In the first phase, an experienced senior radiologist established baseline diagnostic performance by evaluating all 569 lesions using comprehensive clinical data and imaging features. Assessments were scored on a rigorously defined 9-point confidence scale, with the 50% midpoint explicitly excluded to ensure definitive diagnostic categorization. These expert evaluations employed an identical fivefold cross-validation framework implemented for the DL model development, which enabled direct performance comparison between human and artificial intelligence (AI) assessments.

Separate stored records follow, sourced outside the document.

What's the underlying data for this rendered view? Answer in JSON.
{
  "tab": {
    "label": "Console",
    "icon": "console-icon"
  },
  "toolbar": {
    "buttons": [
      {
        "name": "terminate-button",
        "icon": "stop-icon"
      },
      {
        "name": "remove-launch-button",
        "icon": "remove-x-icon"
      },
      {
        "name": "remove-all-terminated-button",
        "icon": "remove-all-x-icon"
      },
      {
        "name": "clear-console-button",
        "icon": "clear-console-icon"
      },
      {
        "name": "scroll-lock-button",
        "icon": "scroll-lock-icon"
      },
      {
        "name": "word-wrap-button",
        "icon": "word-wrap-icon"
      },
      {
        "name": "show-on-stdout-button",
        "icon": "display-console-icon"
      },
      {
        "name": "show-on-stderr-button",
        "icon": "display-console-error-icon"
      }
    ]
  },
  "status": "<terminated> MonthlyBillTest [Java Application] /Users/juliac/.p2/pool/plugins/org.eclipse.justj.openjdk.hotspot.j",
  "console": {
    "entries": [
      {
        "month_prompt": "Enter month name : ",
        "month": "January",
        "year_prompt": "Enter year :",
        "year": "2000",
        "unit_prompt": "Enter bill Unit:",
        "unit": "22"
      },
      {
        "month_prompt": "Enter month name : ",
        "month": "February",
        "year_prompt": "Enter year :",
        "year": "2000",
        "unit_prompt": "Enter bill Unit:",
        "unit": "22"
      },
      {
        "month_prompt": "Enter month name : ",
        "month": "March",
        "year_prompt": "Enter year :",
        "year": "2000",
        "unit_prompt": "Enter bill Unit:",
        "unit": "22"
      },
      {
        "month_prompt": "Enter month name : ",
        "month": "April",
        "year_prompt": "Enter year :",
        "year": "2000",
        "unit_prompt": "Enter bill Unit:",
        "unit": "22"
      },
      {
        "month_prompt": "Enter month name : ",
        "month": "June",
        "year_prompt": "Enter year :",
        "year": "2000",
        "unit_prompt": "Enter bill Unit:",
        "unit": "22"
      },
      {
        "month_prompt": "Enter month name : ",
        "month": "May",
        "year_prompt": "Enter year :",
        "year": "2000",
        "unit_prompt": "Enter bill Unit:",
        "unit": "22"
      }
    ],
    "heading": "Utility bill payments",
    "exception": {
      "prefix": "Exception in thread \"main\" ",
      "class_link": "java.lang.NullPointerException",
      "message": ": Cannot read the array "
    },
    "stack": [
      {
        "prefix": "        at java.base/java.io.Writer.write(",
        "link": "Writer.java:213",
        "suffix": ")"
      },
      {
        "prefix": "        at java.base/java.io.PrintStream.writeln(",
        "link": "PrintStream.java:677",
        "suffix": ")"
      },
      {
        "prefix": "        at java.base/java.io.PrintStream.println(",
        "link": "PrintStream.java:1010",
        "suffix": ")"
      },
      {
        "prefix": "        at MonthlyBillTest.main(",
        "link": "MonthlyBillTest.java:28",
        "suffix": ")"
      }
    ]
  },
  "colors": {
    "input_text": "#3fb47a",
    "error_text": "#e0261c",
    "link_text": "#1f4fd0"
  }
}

The second phase implemented a controlled evaluation of the DL model’s clinical utility through a multireader study design. Six radiologists representing three experience levels independently interpreted the external test cases in two separate reading sessions, with a mandatory 4-week interval implemented to mitigate potential recall bias. The initial session relied solely on conventional clinical and imaging data, and the subsequent session incorporated the 3D DenseNet121 predictions as decision support.

Complete methodological specifications are comprehensively documented in the Supplementary Methods section.

Development and assessment of the human-DL fusion model

Following 2D and 3D DL analyses, the trained models—2D-DenseNet121 and 3D-DenseNet121—were developed. The application of fivefold cross-validation resulted in the generation of five 2D-DenseNet121 models and five 3D-DenseNet121 models. The internal and external test set data were fed into both models to generate prediction probabilities. Consequently, within the internal test set, the prediction probability of the 2D-DenseNet121 model represented the average prediction probabilities from the five 2D-DenseNet121 models, and the prediction probability of the 3D-DenseNet121 model was the average of the prediction probabilities from the five 3D-DenseNet121 models. Meanwhile, given that the 2D model processes three images per patient, the patient’s overall prediction probability is the weighted average of the three images’ probabilities. Image preprocessing mirrored that of the 2D and 3D DL analyses, which excluded data augmentation techniques such as random inversion.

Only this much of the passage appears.